Gesù ha distrutto definitivamente la ‘religione’ fondata sul commercio con la divinità, sul baratto del dare e avere, del sacrificarsi per ricevere qualcosa in cambio, perché egli sa che il Dio della vita non gradisce sacrifici ed offerte (cfr. Sal 40, 7) ma se ne può fare esperienza amando.
Gesù fa pulizia dei mercanti che siamo, noi che ci lasciamo ferire dai sensi di colpa perché vediamo trasgrediti gli impegni assunti verso no stessi, quando ci prende la tristezza del dover corrispondere alle attese della divinità e la frustrazione di non sentirsi mai adeguati, puliti dinanzi a un dio severo giudice.
Gesù è venuto a purificare il tempio del nostro cuore dai fantasmi del ‘migliorismo’, del dovere di sentirsi a posto, facendoci comprendere che Dio non vuole servi migliori ma solo figli amati.
A quel punto «molti, vedendo i segni che egli compiva, credettero nel suo nome» (v. 23).
La fede non si nutre di miracoli, ma piuttosto di ‘segni’.
Il segno indica sempre oltre, è l’indice che indica la luna.
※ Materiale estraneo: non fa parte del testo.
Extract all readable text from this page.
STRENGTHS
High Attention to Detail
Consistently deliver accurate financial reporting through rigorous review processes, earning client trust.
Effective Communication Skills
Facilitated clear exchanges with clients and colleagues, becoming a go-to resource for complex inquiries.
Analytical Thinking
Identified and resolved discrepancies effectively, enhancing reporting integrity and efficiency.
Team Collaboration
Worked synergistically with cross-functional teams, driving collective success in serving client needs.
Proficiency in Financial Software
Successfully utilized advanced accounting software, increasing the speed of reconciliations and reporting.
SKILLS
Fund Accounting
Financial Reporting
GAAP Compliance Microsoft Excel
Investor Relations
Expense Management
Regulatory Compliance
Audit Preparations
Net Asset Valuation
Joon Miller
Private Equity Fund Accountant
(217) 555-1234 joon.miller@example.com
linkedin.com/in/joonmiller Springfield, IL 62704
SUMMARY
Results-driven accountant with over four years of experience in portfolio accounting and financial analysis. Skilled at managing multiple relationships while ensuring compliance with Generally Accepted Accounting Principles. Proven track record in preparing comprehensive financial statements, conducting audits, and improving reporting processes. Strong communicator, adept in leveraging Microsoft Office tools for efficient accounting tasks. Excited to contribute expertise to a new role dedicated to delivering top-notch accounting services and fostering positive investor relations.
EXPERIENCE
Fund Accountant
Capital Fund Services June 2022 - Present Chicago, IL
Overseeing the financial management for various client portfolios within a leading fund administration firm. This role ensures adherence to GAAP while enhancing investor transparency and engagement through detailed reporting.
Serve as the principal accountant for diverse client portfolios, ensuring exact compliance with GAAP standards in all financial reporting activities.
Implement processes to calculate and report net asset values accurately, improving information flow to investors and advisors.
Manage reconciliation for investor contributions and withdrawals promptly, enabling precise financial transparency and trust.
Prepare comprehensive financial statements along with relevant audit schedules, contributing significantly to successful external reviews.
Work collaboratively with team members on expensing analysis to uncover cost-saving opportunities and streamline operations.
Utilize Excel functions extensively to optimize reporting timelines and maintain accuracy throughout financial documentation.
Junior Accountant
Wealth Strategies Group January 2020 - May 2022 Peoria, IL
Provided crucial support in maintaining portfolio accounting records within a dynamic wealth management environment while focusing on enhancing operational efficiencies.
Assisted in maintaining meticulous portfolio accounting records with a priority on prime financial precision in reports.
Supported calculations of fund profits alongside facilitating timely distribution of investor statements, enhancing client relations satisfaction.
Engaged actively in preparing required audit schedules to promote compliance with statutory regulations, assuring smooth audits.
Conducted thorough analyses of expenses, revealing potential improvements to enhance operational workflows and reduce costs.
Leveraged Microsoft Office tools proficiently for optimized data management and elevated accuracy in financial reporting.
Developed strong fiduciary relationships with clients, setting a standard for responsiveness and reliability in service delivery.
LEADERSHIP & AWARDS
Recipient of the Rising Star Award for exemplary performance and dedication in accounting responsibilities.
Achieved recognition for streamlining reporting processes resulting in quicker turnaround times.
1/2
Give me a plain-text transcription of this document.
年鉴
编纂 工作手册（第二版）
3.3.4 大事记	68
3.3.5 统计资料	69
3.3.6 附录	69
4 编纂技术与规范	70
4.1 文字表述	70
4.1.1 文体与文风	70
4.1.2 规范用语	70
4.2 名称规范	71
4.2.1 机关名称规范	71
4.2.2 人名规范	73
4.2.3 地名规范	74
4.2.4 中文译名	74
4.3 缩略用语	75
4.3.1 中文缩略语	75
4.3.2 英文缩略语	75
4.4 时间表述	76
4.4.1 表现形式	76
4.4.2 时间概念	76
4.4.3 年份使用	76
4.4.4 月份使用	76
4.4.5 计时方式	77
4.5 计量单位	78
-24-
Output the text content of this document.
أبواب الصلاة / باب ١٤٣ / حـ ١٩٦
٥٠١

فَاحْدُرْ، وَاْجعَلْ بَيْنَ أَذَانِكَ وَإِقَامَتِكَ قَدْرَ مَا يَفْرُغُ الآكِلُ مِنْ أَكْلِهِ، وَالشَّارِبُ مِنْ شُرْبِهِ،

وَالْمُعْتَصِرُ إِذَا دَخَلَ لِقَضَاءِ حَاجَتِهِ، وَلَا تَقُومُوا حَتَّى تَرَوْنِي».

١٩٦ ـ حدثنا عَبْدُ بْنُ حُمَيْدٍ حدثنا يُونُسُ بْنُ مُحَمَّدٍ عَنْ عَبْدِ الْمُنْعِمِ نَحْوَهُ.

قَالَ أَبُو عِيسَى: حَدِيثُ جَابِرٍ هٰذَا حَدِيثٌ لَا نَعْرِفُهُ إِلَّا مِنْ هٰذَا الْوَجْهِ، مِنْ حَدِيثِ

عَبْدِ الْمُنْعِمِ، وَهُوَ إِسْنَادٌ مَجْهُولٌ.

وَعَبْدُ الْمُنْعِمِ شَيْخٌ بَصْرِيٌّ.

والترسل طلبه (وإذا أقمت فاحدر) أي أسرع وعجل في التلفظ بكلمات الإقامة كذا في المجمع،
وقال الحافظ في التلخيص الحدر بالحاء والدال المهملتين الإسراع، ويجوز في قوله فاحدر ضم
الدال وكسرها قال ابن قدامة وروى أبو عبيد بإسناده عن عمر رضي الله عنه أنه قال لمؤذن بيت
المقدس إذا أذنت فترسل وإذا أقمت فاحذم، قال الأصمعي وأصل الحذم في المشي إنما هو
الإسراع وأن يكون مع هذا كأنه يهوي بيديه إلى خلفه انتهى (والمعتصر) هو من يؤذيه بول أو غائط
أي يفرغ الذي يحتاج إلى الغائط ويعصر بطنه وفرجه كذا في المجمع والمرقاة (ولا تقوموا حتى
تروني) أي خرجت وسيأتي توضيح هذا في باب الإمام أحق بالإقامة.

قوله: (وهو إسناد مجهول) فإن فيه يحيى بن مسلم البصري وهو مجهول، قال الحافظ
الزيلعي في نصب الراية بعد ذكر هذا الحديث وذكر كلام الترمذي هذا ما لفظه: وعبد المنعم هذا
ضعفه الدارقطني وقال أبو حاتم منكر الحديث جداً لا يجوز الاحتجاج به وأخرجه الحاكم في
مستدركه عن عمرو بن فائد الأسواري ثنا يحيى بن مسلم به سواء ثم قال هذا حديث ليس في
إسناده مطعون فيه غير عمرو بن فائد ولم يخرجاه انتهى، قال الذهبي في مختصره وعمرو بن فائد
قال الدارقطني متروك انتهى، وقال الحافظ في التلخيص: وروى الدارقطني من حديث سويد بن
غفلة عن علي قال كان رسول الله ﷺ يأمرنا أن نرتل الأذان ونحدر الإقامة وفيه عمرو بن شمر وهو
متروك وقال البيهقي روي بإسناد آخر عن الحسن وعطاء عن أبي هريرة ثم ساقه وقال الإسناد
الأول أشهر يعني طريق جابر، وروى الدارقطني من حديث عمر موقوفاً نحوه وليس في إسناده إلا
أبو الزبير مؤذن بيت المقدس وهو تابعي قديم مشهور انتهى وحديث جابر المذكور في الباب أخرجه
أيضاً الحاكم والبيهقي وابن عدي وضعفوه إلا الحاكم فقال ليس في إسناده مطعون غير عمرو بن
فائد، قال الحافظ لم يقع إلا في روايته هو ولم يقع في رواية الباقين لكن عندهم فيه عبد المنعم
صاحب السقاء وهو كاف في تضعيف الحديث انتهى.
Questo è il compito di ogni religione: indicare oltre. Va da sé che innamorarsi del segno è follia; confondere il dito con la luna è stupidità. Fermarsi alle liturgie, ai riti, ai precetti da ottemperare, è accontentarsi dello strumento senza mai crescere in umanità. Il rapporto con la divinità è infatti sempre tensione in avanti, mai godimento di un oggetto, o il raggiungimento di una meta. Le persone mature spiritualmente sanno di essere nella Verità senza però possederla, e senza poterla definire in quanto la divinità è la vita stessa, nel suo dispiegarsi, nel suo scorrere dirompente, che continuamente si trasforma compiendosi.
«Noi gli diamo delle cose perché lui ce ne dia delle altre, facciamo dei sacrifici perché ci faccia dei favori, facciamo opere buone perché ci dia il premio. Concepire Dio in termini di legge, di obbligo, di dovere, di debito, di paga, di castigo, di premio invece che in termini di amore, di risposta, di alleanza, di nozze, è stravolgere la religione e Dio morirà per questo. L’ipotesi che sembra più vera è che Dio non è morto per i peccatori, per i peccatori non occorreva morire – bastava dire: Siete salvati! – è morto per i giusti, per convincerli del loro peccato, il peccato di avere un’ipotesi così cattiva su Dio. E Dio deve proprio morire in croce per dire: non sono così!» (Silvano Fausti).